In this thesis, beamforming techniques are utilized to address the problem of joint
dereverberation and noise reduction in the short-time Fourier transform (STFT) domain.
The term beamforming refers to the design of a spatio-temporal filter used to process signals received by a microphone array in order to extract a desired sound. Obviously such a spatial filter can be designed to optimize different cost functions, depending on the application's demands and constraints. The main goal of this study is to develop and analyze beamformers specifically designed to extract clean, early reflections from noisy, reverberating observations.

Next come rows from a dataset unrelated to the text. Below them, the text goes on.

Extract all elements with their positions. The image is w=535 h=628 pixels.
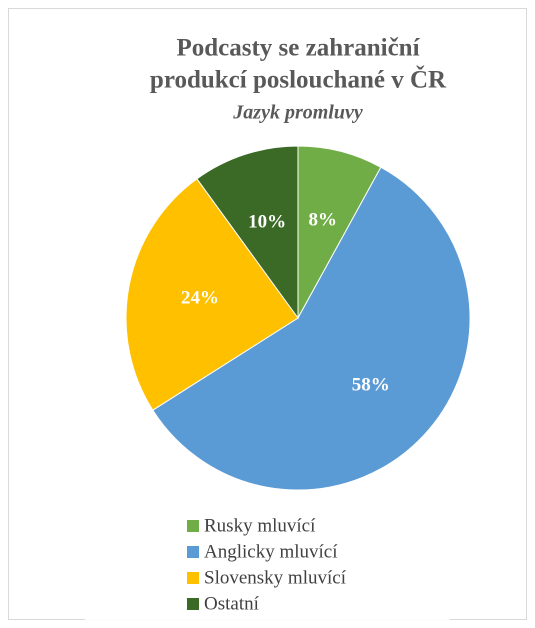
legend-swatch — [187, 520, 199, 532]
legend-swatch — [187, 598, 199, 610]
data-label: 8% — [309, 210, 338, 231]
data-label: 10% — [248, 211, 286, 232]
data-label: 24% — [181, 288, 219, 309]
chart-subtitle: Jazyk promluvy — [232, 102, 363, 124]
data-label: 58% — [352, 375, 390, 396]
legend-label: Slovensky mluvící — [204, 567, 347, 588]
legend-swatch — [187, 572, 199, 584]
pie-slice — [152, 166, 471, 491]
legend-label: Anglicky mluvící — [204, 541, 338, 562]
pie-slice — [196, 145, 299, 320]
legend-box — [85, 512, 450, 620]
chart-title: produkcí poslouchané v ČR — [150, 65, 447, 94]
legend-label: Ostatní — [204, 593, 260, 614]
legend-label: Rusky mluvící — [204, 515, 316, 536]
pie-slice — [125, 178, 299, 411]
legend-swatch — [187, 546, 199, 558]
chart-title: Podcasty se zahraniční — [176, 35, 420, 62]
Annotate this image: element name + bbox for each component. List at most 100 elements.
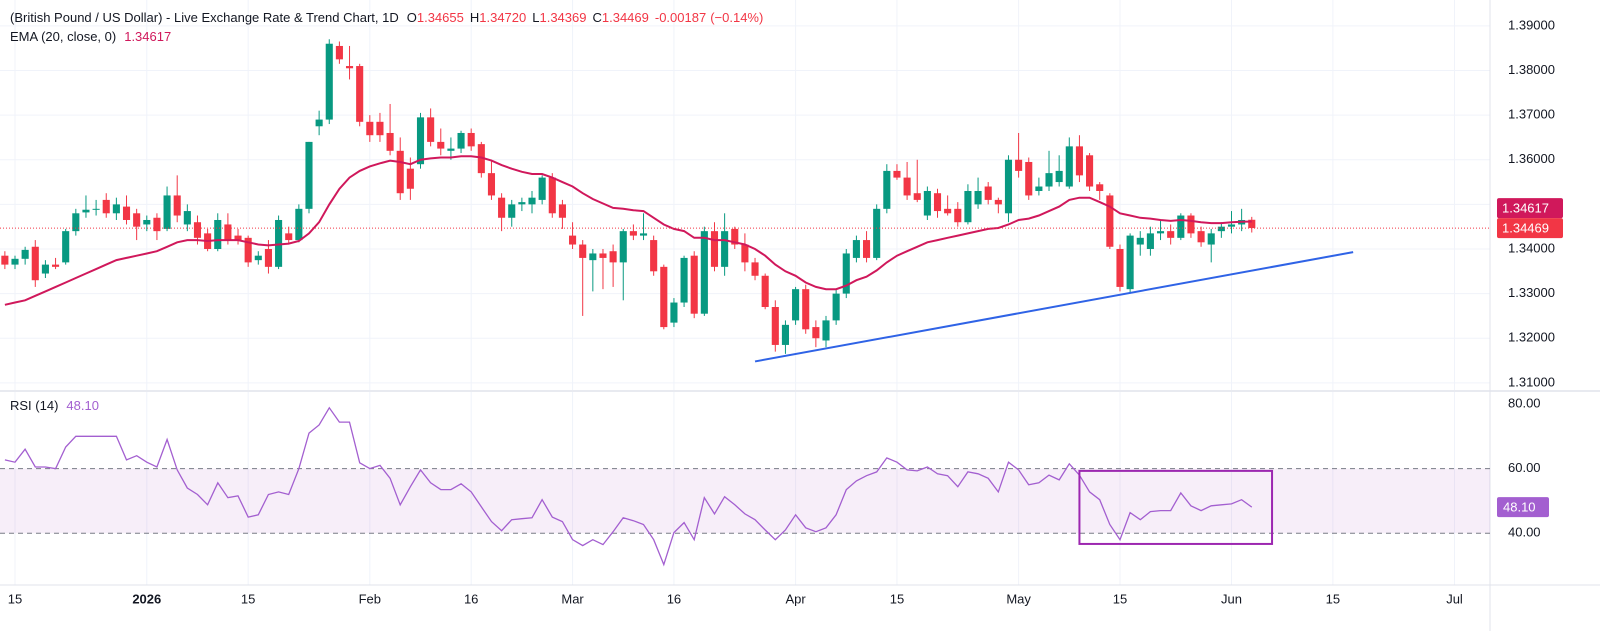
x-tick-label: May	[1006, 591, 1031, 606]
candle-body	[1207, 233, 1215, 245]
candle-body	[629, 231, 637, 236]
candle-body	[639, 233, 648, 236]
x-tick-label: 16	[667, 591, 681, 606]
candle-body	[315, 119, 323, 127]
candle-body	[741, 244, 749, 263]
candle-body	[31, 246, 39, 281]
candle-body	[264, 248, 272, 267]
candle-body	[812, 327, 820, 339]
ema-value: 1.34617	[124, 29, 171, 44]
candle-body	[386, 132, 394, 151]
candle-body	[295, 208, 303, 241]
rsi-line	[4, 406, 1253, 567]
candle-body	[508, 204, 516, 218]
candle-body	[944, 208, 952, 214]
candle-body	[406, 168, 414, 189]
candle-body	[619, 231, 627, 263]
y-tick-label: 1.32000	[1508, 330, 1555, 345]
candle-body	[731, 228, 739, 245]
candle-body	[437, 141, 445, 149]
candle-body	[427, 117, 435, 142]
rsi-tick-label: 40.00	[1508, 525, 1541, 540]
candle-body	[913, 193, 921, 200]
candle-body	[933, 193, 942, 212]
candle-body	[923, 190, 931, 216]
candle-body	[1106, 195, 1114, 247]
rsi-badge	[1497, 497, 1549, 518]
ohlc-legend: (British Pound / US Dollar) - Live Excha…	[10, 10, 763, 25]
rsi-tick-label: 80.00	[1508, 395, 1541, 410]
ema-badge	[1497, 198, 1563, 219]
candle-body	[11, 258, 19, 265]
rsi-band	[0, 468, 1490, 534]
candle-body	[275, 219, 283, 267]
candle-body	[1248, 219, 1256, 229]
candle-body	[214, 219, 222, 249]
candle-body	[366, 121, 374, 136]
ohlc-label: L	[532, 10, 539, 25]
ohlc-value: 1.34469	[602, 10, 649, 25]
candle-body	[376, 121, 384, 136]
rsi-tick-label: 60.00	[1508, 460, 1541, 475]
rsi-legend: RSI (14) 48.10	[10, 398, 99, 413]
candle-body	[589, 253, 597, 261]
trendline	[754, 251, 1354, 363]
candle-body	[528, 197, 536, 205]
y-tick-label: 1.38000	[1508, 62, 1555, 77]
candle-body	[467, 132, 475, 147]
ohlc-label: O	[407, 10, 417, 25]
candle-body	[538, 177, 546, 200]
x-tick-label: 15	[890, 591, 904, 606]
rsi-value: 48.10	[66, 398, 99, 413]
candle-body	[1156, 231, 1165, 234]
candle-body	[1025, 161, 1033, 196]
x-tick-label: Jul	[1446, 591, 1463, 606]
candle-body	[1055, 170, 1063, 183]
candle-body	[599, 253, 607, 258]
price-badge	[1497, 218, 1563, 239]
candle-body	[974, 190, 982, 205]
candle-body	[224, 224, 232, 241]
candle-body	[193, 222, 202, 238]
candle-body	[487, 173, 496, 196]
candle-body	[873, 208, 881, 258]
candle-body	[650, 240, 658, 272]
candle-body	[761, 275, 769, 308]
candle-body	[670, 302, 678, 323]
candle-body	[832, 293, 840, 321]
rsi-name: RSI (14)	[10, 398, 58, 413]
candle-body	[579, 244, 587, 258]
candle-body	[1227, 224, 1236, 227]
candle-body	[143, 219, 151, 225]
x-tick-label: 16	[464, 591, 478, 606]
candle-body	[173, 195, 181, 216]
y-tick-label: 1.36000	[1508, 151, 1555, 166]
candle-body	[751, 262, 759, 276]
candle-body	[1197, 231, 1205, 243]
candle-body	[1015, 159, 1023, 171]
candle-body	[122, 206, 131, 220]
candle-body	[690, 255, 698, 314]
candle-body	[1187, 215, 1195, 234]
candle-body	[254, 255, 262, 261]
candle-body	[771, 307, 779, 345]
candle-body	[498, 197, 506, 218]
candle-body	[518, 202, 526, 205]
candle-body	[21, 249, 29, 259]
candle-body	[102, 199, 110, 214]
candle-body	[1045, 173, 1053, 187]
candle-body	[710, 231, 719, 267]
x-tick-label: 15	[8, 591, 22, 606]
candle-body	[1217, 226, 1225, 232]
x-tick-label: Mar	[561, 591, 584, 606]
candle-body	[244, 237, 252, 263]
candle-body	[1075, 146, 1083, 176]
y-tick-label: 1.33000	[1508, 285, 1555, 300]
candle-body	[680, 257, 688, 303]
rsi-badge-label: 48.10	[1503, 500, 1536, 515]
candle-body	[345, 66, 354, 69]
x-tick-label: 15	[1113, 591, 1127, 606]
candle-body	[416, 117, 425, 165]
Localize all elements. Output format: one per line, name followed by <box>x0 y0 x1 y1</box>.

The study is divided into two parts. In the first part we show that beamformers originally developed for the purpose of noise reduction can be adjusted to resolve the problem of joint dereverberation and noise reduction. The analysis is based on the estimation of the full to early relative transfer function (RTF), defined as the ratio between the acoustical transfer function (ATF) of the early speech reflections, and the ATFs of the array's microphones. Using this estimate we express the beamformer observations vector as a function of the desired signal, from this perspective performance measures are defined and existing beamformers are deduced. A comprehensive experimental study, consisting of simulated environments proves the applicability of the proposed algorithm to the task of joint dereverberation and noise reduction (JDNR). Furthermore, the proposed algorithm outperforms the transfer function generalized sidelobe canceler (TF-GSC) algorithm in extracting the clean, early reflection.
In the second part we introduce a different outlook on the design of beamformers in the STFT domain. Specifically we use the full to early RTF, to divide the beamformer observation vector into three terms: the early reflection vector, the unwanted coherent interference vector (which includes the late reverberations), and the uncorrelated noise vector. This decomposition introduces new optimization problems, followed by beamformers with potentially high reverberation suppression capabilities. An experimental study consisting of simulated reverberant environments demonstrates the dereverberation and denoising capabilities of the suggested beamformers, compared to the minimum variance distortionless response (MVDR) beamformer.